Big, huge nerds.
So it should be no surprise to you that we used a day of our vacation to ride the "Route of the Hiawatha" last week. And while I wouldn't call it a workout, I would still call it an awesome adventure.
Here's how it works. You drive to Lookout Pass ski area on the border and buy your $9 ticket. It's another $9 if you're taking the shuttle bus back from the bottom to the parking area. Since we were headed back to Harrison after the bike ride, and you can drive from the end of the trail along the old railroad bed to St. Maries and on to Harrison, we only paid for DJ to take the shuttle bus.
Tickets in hand, you drive into Montana and get off at the Taft exit. Then you drive up about 2 miles to the "East Portal" of the St.
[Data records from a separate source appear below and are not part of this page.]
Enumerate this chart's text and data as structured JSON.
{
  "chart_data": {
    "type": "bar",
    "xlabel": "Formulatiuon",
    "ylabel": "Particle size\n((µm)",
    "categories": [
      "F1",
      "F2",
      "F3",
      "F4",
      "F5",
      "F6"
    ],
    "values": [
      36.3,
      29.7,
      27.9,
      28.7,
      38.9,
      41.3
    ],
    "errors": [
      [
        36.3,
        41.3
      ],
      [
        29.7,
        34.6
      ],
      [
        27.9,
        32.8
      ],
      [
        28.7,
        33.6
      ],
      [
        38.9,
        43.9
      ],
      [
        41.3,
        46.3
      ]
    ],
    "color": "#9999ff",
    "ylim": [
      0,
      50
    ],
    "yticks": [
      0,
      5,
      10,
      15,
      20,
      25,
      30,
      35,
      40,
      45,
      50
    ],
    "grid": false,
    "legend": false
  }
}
Paul Tunnel and park in the parking lot.
Pro tip: the earlier you can get there the better. We arrived at about 11 am and the parking lot was nearly overflowing.
Once you've gotten acquainted with the signage, you head to the tent where they check your ticket and give you the FAQ's.
You'll need to bring your own bike, headlamp (for the tunnels) and helmet. I'd also recommend taking water/ liquid and snacks.
'Cause I'm all about the snacks!
And from there, you're off! First through the mile and a half long Saint Paul Tunnel. In the depths, it's 45 degrees year round. Your headlamp will definitely not seem bright enough at first, and the sides are full of water, but it's really, really a cool deal!
The interperative signs at the railroad sidings are really well done.
The route winds in a loop around a long drainage in the upper St. Joe River, so you're able to look down on the trestles you'll ride across below.
The Milwaukee Road was completed about 1910, and went to an all electric railroad between Harlowton, MT and Avery, ID. They were able to draw hydropwer off of Montana Power's new dams on the Missouri River; which of course was another subsidiary company of Standard Oil, along with the Anaconda Company and the Milwaukee Road. Sounds like familiar politics, no?
The ride is pretty much all downhill, though at a gentle 3-5% grade. I could have ridden back up it, but it would have been a grinder under the hot sun.
It's fun to look back up and see where you've been.
The inside of the tunnels are pretty muddy, so a little splatter is to be expected (note: Dusty's rear end).
The tricky part about tunnels is coordinating turning ON the headlamp and taking OFF the sunglasses.
Overall, the route is a really neat way to bring people into contact with their national forests and history. It sounds like the trail will be extended 30 miles from Taft to St. Regis sometime in the nearish future. Since it's all downhill and they run a shuttle back to the parking lot, one doesn't have to be athletic to use the trail. I'd recommend riding the Route of the Hiawatha for any reasonably fit person who can balance on a bike and operate the brake levers. It's really a fun way to get back into some of the most extraordinarily beautiful, and remote, parts of the US!